La puissance symbolique de ces images s’est pleinement exprimée lors de la cérémonie d’ouverture des Jeux olympiques de Paris. Cette scène biblique qui a marqué des générations a été reprise dans une brève séquence du spectacle de quatre heures. Jésus et ses apôtres s’étaient toutefois transformés en drag-queens. Le tollé dans les milieux catholiques et la polémique dans les médias qui ont suivi n’auraient jamais eu lieu si l’image n’avait pas été aussi ancrée dans la société. Peu importe qui étaient les protagonistes de la scène, tout le monde, devant son téléviseur, avait saisi la référence.
Les images iconiques modernes doivent pouvoir devenir des «mèmes»
L’avenir nous dira si c’est vraiment cette image qui deviendra le symbole de Paris 2024. Peut-être s’agira-t-il des photos des compétitions sportives: ce ne seront sans doute pas des clichés des vainqueurs posant avec leurs médailles, mais des photos plus insolites. Par exemple l’image spectaculaire de ce surfeur en lévitation devant les photographes. Ou encore celle du tireur olympique turc qui, en toute décontraction, la main dans la poche et presque sans aucun équipement technique, contrairement à ses concurrents, a décroché la médaille d’argent avec sa compatriote.
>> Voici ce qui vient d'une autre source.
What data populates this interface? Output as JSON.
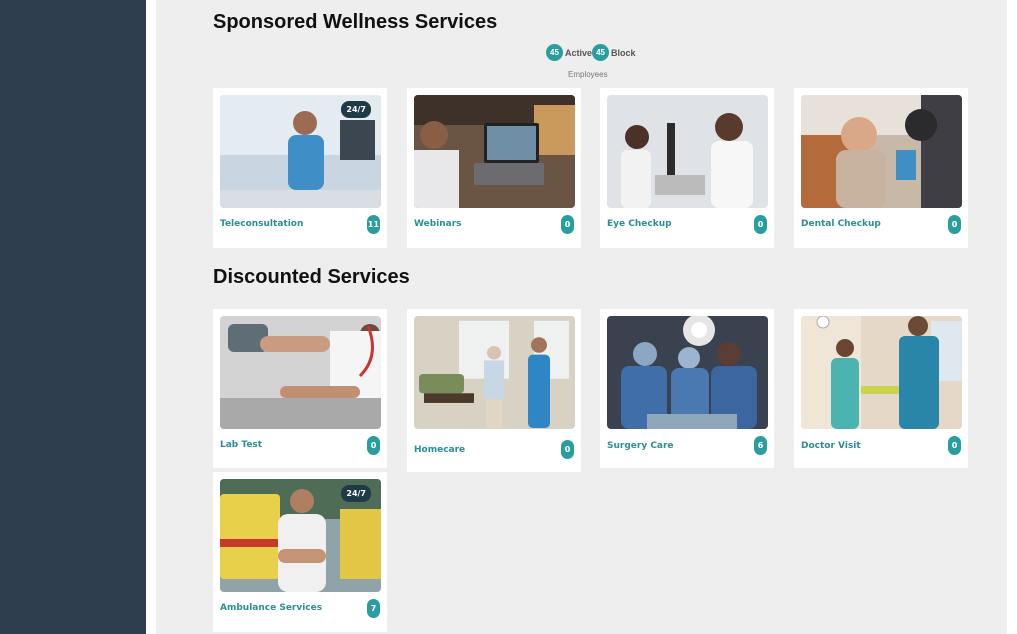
{
  "sections": {
    "sponsored": {
      "title": "Sponsored Wellness Services",
      "stats": {
        "active_count": "45",
        "active_label": "Active",
        "block_count": "45",
        "block_label": "Block",
        "employees_label": "Employees"
      },
      "cards": [
        {
          "label": "Teleconsultation",
          "count": "11",
          "badge": "24/7",
          "icon": "teleconsultation-photo"
        },
        {
          "label": "Webinars",
          "count": "0",
          "icon": "webinar-photo"
        },
        {
          "label": "Eye Checkup",
          "count": "0",
          "icon": "eye-checkup-photo"
        },
        {
          "label": "Dental Checkup",
          "count": "0",
          "icon": "dental-checkup-photo"
        }
      ]
    },
    "discounted": {
      "title": "Discounted Services",
      "cards": [
        {
          "label": "Lab Test",
          "count": "0",
          "icon": "lab-test-photo"
        },
        {
          "label": "Homecare",
          "count": "0",
          "icon": "homecare-photo"
        },
        {
          "label": "Surgery Care",
          "count": "6",
          "icon": "surgery-care-photo"
        },
        {
          "label": "Doctor Visit",
          "count": "0",
          "icon": "doctor-visit-photo"
        },
        {
          "label": "Ambulance Services",
          "count": "7",
          "badge": "24/7",
          "icon": "ambulance-photo"
        }
      ]
    }
  },
  "colors": {
    "sidebar": "#2e3e4f",
    "accent": "#2a9d9f",
    "content_bg": "#eeeeee"
  }
}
Ces deux photos ont un point commun qui, à l’ère des réseaux sociaux, est plus important que par le passé: elles sont «mèmables». Autrement dit, elles disposent du potentiel nécessaire pour devenir des mèmes, à savoir être diffusées des milliers de fois sur Internet et devenir virales. De nombreuses entreprises rêvent que leurs photos et leurs contenus en ligne atteignent ce statut. Il n’est toutefois pas possible de prévoir si une image sera partagée ou non. Ou qu’elle le soit dans un sens positif. La provocation est facile, mais la création d’images iconiques vraiment marquantes nécessite à la fois une situation qui s’y prête et une petite dose de hasard.